Ten Senate Republicans joined all the Democrats present in the White House-backed vote. The Republicans who voted for the bill are Susan Collins of Maine, Mark Kirk of Illinois, Kelly Ayotte of New Hampshire, John McCain and Jeff Flake of Arizona, Orrin Hatch of Utah, Dean Heller of Nevada, Lisa Murkowski of Alaska, Rob Portman of Ohio and Pat Toomey of Pennsylvania.

“The time has come for Congress to pass a federal law that ensures all citizens, regardless of where they live, can go to work not afraid of who they are,” Senate Majority Leader Harry Reid, D-Nev., said on the Senate floor before the vote. Reid added that many Americans mistakenly believe the federal government already protects employees from discrimination based on their orientation or gender identity.

“Well, it isn’t already the law,” Reid said. “But that is what they feel. Let’s do what the American people think already exists.”

President Barack Obama immediately praised the bill’s passage on Twitter, saying that “now it's time for the House to take action to protect LGBT American workers from workplace discrimination.”

Soon before ENDA went to a vote, Toomey and Flake brought forward an amendment that would broaden exemptions for religious groups, but it failed to gain the necessary 60 votes. Toomey and Flake voted for the bill anyway. On Wednesday, the Senate voted overwhelmingly to include an amendment exempting religiously affiliated employers from the bill.
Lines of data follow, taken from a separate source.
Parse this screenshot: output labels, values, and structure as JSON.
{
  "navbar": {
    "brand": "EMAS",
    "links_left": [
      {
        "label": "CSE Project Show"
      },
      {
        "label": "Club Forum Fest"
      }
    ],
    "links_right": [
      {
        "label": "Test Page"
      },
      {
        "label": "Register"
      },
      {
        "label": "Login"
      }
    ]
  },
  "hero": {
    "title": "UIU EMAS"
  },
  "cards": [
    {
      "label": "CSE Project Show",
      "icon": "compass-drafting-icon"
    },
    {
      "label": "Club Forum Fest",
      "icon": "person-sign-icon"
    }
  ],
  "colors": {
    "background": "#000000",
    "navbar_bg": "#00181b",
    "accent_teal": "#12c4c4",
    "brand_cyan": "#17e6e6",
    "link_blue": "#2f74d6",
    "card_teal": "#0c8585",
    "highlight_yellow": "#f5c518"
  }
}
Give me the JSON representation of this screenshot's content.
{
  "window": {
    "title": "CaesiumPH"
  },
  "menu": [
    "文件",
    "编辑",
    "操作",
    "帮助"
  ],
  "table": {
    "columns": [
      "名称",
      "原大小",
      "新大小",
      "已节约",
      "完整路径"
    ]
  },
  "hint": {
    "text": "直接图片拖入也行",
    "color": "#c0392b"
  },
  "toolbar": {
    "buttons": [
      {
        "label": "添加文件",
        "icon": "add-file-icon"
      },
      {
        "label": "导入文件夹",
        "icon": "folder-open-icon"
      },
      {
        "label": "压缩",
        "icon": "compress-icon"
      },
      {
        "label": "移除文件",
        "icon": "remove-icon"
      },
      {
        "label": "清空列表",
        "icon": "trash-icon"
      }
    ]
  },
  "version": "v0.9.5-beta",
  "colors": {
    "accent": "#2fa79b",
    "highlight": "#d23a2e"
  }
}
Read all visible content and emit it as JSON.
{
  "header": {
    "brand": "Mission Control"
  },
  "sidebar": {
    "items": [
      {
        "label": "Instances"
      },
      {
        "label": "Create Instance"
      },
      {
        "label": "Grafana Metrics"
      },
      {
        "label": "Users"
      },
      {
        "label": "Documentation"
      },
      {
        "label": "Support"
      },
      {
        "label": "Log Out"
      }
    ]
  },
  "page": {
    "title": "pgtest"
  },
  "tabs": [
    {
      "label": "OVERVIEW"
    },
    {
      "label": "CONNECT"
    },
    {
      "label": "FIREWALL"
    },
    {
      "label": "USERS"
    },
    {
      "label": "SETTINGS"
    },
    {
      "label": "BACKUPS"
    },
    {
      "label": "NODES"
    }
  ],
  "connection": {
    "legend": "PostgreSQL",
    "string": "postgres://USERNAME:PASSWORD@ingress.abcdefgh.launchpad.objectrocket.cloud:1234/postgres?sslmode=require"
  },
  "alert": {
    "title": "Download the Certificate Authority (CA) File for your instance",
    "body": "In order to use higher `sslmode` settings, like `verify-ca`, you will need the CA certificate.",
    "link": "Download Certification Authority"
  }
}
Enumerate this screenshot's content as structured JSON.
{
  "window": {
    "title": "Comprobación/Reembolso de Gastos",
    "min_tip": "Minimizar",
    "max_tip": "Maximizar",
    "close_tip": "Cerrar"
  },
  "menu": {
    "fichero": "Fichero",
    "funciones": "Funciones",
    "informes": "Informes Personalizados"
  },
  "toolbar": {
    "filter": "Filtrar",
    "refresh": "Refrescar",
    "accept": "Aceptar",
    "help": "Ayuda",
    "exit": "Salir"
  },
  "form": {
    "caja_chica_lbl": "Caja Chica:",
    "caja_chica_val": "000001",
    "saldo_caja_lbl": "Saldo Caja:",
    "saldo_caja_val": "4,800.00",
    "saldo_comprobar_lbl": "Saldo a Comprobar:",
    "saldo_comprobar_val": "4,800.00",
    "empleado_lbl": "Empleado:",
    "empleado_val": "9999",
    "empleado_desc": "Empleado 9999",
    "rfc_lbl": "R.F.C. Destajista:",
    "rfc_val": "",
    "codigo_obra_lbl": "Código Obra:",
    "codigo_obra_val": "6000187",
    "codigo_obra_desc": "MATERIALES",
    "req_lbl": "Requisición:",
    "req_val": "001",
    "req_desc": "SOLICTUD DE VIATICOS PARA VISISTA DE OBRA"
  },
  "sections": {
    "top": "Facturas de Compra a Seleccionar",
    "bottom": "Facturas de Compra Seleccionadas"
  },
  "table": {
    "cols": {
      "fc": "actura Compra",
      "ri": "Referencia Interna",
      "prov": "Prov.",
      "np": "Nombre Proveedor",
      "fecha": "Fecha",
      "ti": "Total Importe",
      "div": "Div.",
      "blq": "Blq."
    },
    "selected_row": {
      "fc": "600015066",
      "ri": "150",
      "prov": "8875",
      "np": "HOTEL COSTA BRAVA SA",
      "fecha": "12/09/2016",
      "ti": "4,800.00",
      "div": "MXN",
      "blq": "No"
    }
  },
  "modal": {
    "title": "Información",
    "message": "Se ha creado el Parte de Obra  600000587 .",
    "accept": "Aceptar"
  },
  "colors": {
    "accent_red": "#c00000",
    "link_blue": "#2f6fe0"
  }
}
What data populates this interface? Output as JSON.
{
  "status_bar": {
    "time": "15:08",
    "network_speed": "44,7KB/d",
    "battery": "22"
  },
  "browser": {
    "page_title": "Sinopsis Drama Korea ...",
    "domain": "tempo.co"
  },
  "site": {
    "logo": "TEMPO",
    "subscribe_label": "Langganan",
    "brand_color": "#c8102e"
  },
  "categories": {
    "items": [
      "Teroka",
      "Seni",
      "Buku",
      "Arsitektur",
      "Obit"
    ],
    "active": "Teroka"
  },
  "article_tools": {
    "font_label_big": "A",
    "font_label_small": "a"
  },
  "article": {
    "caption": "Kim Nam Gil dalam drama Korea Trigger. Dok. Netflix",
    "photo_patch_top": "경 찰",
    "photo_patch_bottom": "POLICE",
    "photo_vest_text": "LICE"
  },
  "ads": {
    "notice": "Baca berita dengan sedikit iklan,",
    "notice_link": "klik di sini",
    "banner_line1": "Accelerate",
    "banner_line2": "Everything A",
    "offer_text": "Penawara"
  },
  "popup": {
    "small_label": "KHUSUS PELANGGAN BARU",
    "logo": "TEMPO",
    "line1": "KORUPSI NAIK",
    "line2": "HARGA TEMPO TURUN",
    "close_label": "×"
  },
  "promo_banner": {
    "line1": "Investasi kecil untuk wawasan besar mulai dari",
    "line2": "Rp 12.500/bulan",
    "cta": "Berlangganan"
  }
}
This is the first time that the Employee Non-Discrimination Act has passed in the Senate. The late Sen. Ted Kennedy, D-Mass., first introduced the bill in 1994 and championed it until his death in 2009. The bill came closest to passage in 2007, when it passed 235-184 in the Democrat-controlled House but failed in the Senate.

While ENDA has now passed the Senate, its future in the House is less certain. Speaker John Boehner, R-Ohio, strongly opposes the measure and has implied that the bill may not even come up for a vote. A spokesman for Majority Leader Eric Cantor, R-Va., stated after the Senate action that the bill “is currently not scheduled in the House."

In response to Boehner's and Cantor’s statements, Democratic Senate leaders have called on House Republicans to bring the bill up for a vote.

“Anyone who is a student of history knows that our history books are littered with those public figures who said that we just can’t end that discrimination based on race, we can’t end that discrimination based on age, based on disability, based on gender,” Majority Whip Dick Durbin, D-Ill., told Politico. “Think about their place in history today, and I won’t recount their names. Speaker Boehner: Think about the party you belong to.”